In the pit of a grey-walled amphitheatre on Northwestern University’s McKinlock (downtown Chicago) Campus last week a short, stocky, professor with a twinkle in his eye told how the deaf may hear through their fingers by means of an invention he had perfected. The profes- sor: Dr. Robert Harvey Gault, 57, for 22 years professor of psychology at Northwestern. The invention: the Gault Teletactor.

Eight years ago Dr. Gault began pondering the sensitiveness of man’s hands & fingers. After experimenting with an ordinary acousticon, he found that it was possible to discern the difference between vowels and consonants. He got a four-year leave of absence from Northwestern so that he could continue experimentations in Washington.

Not new last week was Dr. Gault’s Teletactor. An imperfect one was in use for several years at a school for the blind in Chicago. But three weeks ago Dr. Gault completed his new Teletactor, an entirely rebuilt instrument which has greater power, greater sensitivity.
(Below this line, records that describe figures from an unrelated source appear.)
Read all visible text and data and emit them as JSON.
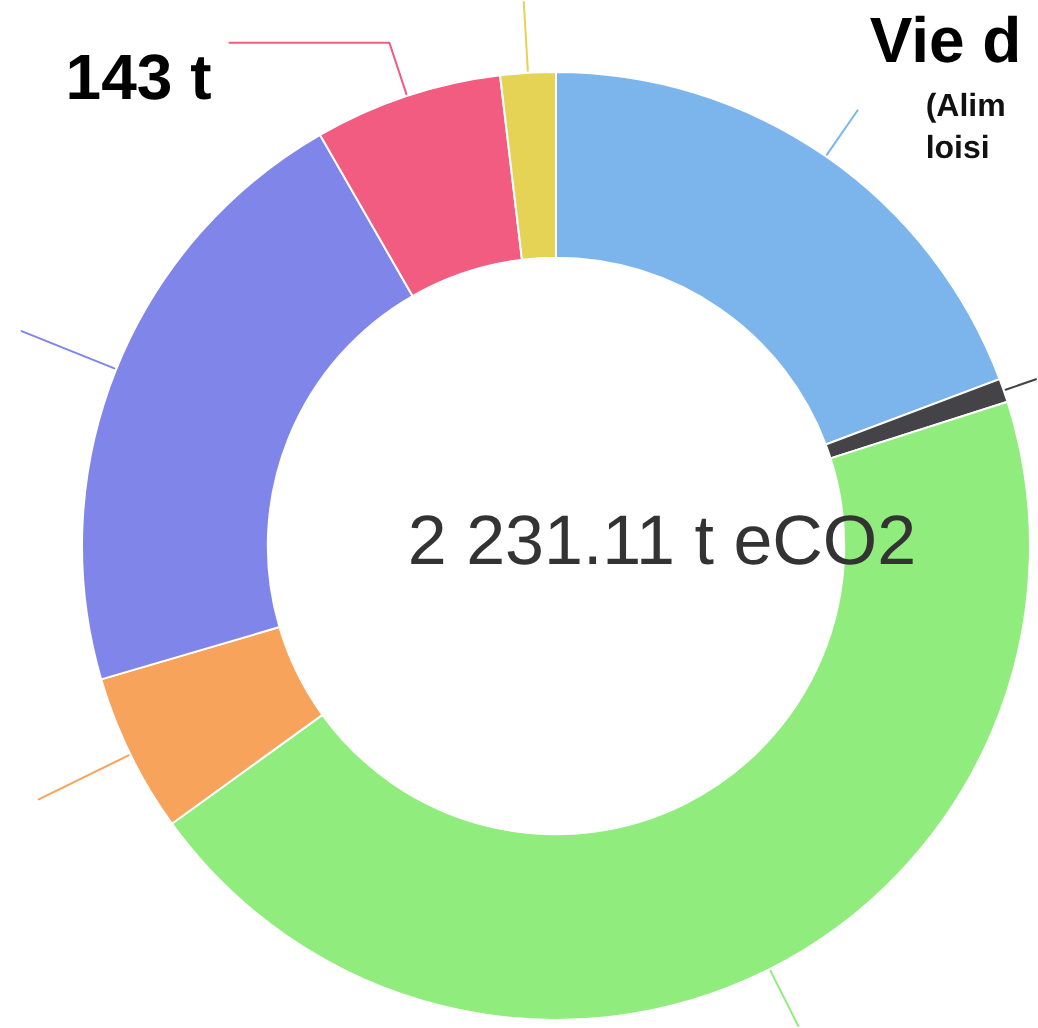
{
  "chart_data": {
    "type": "donut",
    "categories": [
      "Vie d",
      null,
      null,
      null,
      null,
      null,
      null
    ],
    "values": [
      430,
      18,
      1003,
      121,
      474,
      143,
      42
    ],
    "colors": [
      "#7cb5ec",
      "#434348",
      "#90ed7d",
      "#f7a35c",
      "#8085e9",
      "#f15c80",
      "#e4d354"
    ],
    "value_labels": [
      null,
      null,
      null,
      null,
      null,
      "143 t",
      null
    ],
    "annotations": [
      "2 231.11 t eCO2",
      "(Alim",
      "loisi"
    ]
  }
}
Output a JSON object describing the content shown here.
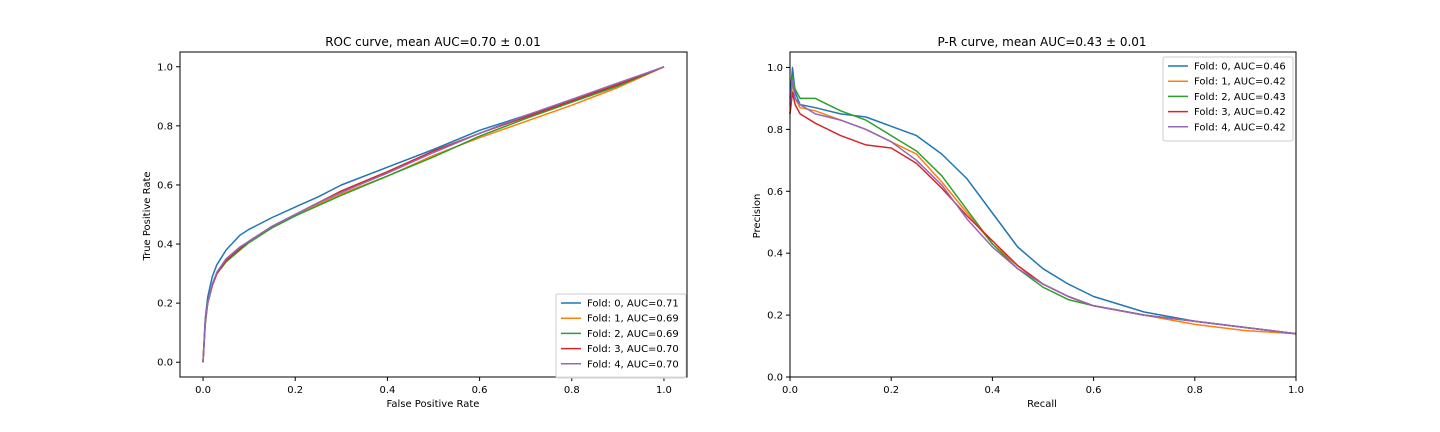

In principle, the Teletactor is very much like a combination of the telephone and the radio. The speaker talks into a microphone. By wires the voice is transmitted to the receiver, much more powerful and sensitive than the telephone receiver, topped by an aluminum plate, which vibrates with each tone of the voice. On this plate the deaf places his fingers, feels the sound of the voice.

Dr. Gault admitted that his instrument is not now intended to take the place of lip-reading—probably, he said, it never will. Says he: “For every 100 words that are recognized by the method of lipreading alone, 120 are recognized in what I call lip-touch-reading or in the condition of dual stimulation.”

Dr. Gault’s objective: to perfect a Teletactor small and compact that may, some day, be carried on the person.